Il punto di partenza è la creazione di emergenze fasulle attraverso la narrazione in trasmissioni di prima serata di situazioni senza dubbio sgradevoli, ma certo non numericamente idonee a costituire motivo di allarme sociale, le cui vittime vengono aizzate e strumentalizzate.

Ddl sicurezza e le emergenze fasulle narrate in prima serata

Le “borseggiatrici”, gli “occupanti abusivi”, le “carceri fuori controllo”. Tutto diviene emergenza purché come tale passi in prima serata; contro ogni dato statistico e scientifico, la politica, sulla spinta delle paure ingenerate, agisce. In qualche caso, addirittura con anticipazioni da parte di alcune solerti Procure. A Milano, uno dei primi provvedimenti del nuovo Procuratore fu la revoca di una circolare che evitava un inutile passaggio in carcere (inutile almeno fino a che ci sarà quell’istituto del codice Rocco che viene ora messo in discussione e che faceva prevalere l’interesse del minore – non della madre – su quello punitivo dello Stato e disponeva il differimento obbligatorio della pena) per le donne incinte o madri di prole di età inferiore all’anno. Che ora, con il ddl sicurezza, finiranno dritte in ICAM, che ha i muri colorati ma resta un carcere, peraltro spesso lontano centinaia di chilometri dagli affetti famigliari delle mamme (ve ne sono solo 4 in tutta Italia).
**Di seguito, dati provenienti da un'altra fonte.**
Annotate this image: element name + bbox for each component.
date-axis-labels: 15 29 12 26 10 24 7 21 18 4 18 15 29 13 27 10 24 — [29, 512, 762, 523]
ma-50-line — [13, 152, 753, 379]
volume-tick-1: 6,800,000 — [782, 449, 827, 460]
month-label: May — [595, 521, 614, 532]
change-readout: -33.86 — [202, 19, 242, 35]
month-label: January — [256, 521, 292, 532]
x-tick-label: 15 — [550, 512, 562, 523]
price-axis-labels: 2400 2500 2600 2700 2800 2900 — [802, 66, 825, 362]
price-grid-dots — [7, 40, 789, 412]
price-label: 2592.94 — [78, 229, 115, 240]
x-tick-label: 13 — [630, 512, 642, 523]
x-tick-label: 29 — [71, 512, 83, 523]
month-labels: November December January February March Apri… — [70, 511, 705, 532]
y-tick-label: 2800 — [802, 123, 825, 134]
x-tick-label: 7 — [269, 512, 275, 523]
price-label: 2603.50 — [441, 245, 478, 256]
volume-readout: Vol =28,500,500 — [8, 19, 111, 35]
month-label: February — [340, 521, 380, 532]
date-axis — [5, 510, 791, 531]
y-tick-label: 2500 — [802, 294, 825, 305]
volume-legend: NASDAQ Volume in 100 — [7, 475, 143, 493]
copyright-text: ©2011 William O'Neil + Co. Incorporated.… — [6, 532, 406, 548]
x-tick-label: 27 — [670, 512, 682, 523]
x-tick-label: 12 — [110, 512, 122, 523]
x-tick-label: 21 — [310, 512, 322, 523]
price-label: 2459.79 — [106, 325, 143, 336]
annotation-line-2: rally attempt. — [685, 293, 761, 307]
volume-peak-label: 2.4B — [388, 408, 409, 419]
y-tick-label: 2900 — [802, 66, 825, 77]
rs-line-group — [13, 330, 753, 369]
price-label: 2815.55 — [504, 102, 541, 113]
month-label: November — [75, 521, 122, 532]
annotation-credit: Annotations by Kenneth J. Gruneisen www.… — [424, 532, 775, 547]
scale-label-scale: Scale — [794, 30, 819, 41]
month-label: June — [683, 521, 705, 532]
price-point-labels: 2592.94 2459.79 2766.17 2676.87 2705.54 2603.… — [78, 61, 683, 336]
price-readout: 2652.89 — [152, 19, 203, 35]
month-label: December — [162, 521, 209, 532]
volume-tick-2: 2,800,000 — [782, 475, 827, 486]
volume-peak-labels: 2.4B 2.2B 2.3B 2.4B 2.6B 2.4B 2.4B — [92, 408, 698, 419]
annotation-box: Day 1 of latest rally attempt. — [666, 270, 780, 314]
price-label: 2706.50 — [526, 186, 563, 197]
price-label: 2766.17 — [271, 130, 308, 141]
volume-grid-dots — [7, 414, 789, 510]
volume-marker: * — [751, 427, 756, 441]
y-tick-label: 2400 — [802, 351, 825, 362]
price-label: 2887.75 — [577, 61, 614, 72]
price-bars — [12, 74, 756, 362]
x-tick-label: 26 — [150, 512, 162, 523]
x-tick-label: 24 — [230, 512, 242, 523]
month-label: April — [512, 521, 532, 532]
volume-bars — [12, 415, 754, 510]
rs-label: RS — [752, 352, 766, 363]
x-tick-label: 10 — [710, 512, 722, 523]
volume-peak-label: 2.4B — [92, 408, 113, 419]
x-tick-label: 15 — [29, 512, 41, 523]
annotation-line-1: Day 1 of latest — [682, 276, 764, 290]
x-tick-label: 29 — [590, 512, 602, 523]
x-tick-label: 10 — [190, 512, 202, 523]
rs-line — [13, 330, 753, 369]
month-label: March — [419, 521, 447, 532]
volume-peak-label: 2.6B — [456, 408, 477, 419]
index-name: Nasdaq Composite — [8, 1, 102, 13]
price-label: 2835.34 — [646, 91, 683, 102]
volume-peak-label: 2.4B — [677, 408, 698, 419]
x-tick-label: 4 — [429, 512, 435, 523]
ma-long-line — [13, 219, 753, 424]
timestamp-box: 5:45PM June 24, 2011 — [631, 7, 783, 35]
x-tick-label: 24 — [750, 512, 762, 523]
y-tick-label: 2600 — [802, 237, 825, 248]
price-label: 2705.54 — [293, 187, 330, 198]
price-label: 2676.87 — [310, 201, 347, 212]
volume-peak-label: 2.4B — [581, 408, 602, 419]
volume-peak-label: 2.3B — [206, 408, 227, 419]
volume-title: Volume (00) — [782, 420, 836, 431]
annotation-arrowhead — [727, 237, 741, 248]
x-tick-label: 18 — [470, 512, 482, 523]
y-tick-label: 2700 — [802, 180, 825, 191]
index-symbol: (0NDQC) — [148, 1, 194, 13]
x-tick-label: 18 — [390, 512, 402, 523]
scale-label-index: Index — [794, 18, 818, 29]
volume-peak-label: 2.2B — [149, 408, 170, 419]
Il diritto dell’infante, dunque, da preminente in termini assoluti (tanto che la Corte costituzionale 260/09 aveva sottolineato come l’eventuale sfruttamento dello stato di gravidanza per commettere reati vada fronteggiato con i rimedi civilistici sulla potestà genitoriale e non certo con il carcere) diventa recessivo rispetto alla prevenzione del crimine.

L’aggravante delle stazioni, la criminalizzazione della cannabis light senza basi scientifiche

Secondo punto: individuati i fenomeni, essi vanno puniti in modo implacabile. Poco importa se con ottime probabilità di future dichiarazioni di incostituzionalità. Una fantasia sorprendente: l’aggravante delle stazioni ferroviarie o metropolitane, l’estensione a dismisura delle ipotesi di reato legate all’accattonaggio, la criminalizzazione della cannabis light senza alcuna base scientifica, persino il divieto di vendere sim agli extracomunitari non in grado di esibire un documento di soggiorno. Nuovi reati, anticipazione della soglia di punibilità in quell’area grigia che rasenta quella del reato di opinione, pene esemplari, divieti di bilanciamento di aggravanti. Il tutto con il chiaro fine di coltivare la narrazione di “Gotham City” e soprattutto dell’emarginazione del diverso, di volta in volta straniero, psichiatrico, tossico, ragazzo sbandato. Purché il bersaglio finisca per colpire il disagio sociale e stipare le carceri. E in carcere ci si deve restare il più a lungo possibile; e allora si alimenta in ogni modo la tensione negli istituti penitenziari con provvedimenti vari (circolare sulle celle chiuse, corpi speciali ad hoc per le rivolte, enfatizzazione di eventi critici e atti di aggressione).

Divieto di protesta

Altro aspetto rilevante: molte delle norme approvate mirano alla repressione di qualsiasi manifestazione di protesta. Si criminalizzano in modo specifico e con pene pesanti reati quali i danneggiamenti nel corso di manifestazioni, si introducono divieti di accesso in luoghi ove vi siano infrastrutture, da rispettare pena revoca sospensione condizionale nel caso di condanne per reati ivi commessi; viene aggravato il blocco stradale con uso del corpo; ancora, vengono approvate norme a tutela delle forze di polizia, con aumenti di pena, divieti di bilanciamento, tutela legale; il reato di imbrattamento diviene gravissimo, vengono persino ritoccate le norme a tutela degli agenti della polizia locale rispetto ad attività di verifica sulla strada. Ed infine, la rivolta in carcere con il nuovo articolo 415bis c.p. (esteso ai CPR), che incrimina il concorso nel reato anche mediante resistenza passiva rispetto all’esecuzione di un ordine. Con il che, anche in carcere, chiunque voglia protestare in modo pacifico non lo può fare. Occorre fermare questo scempio.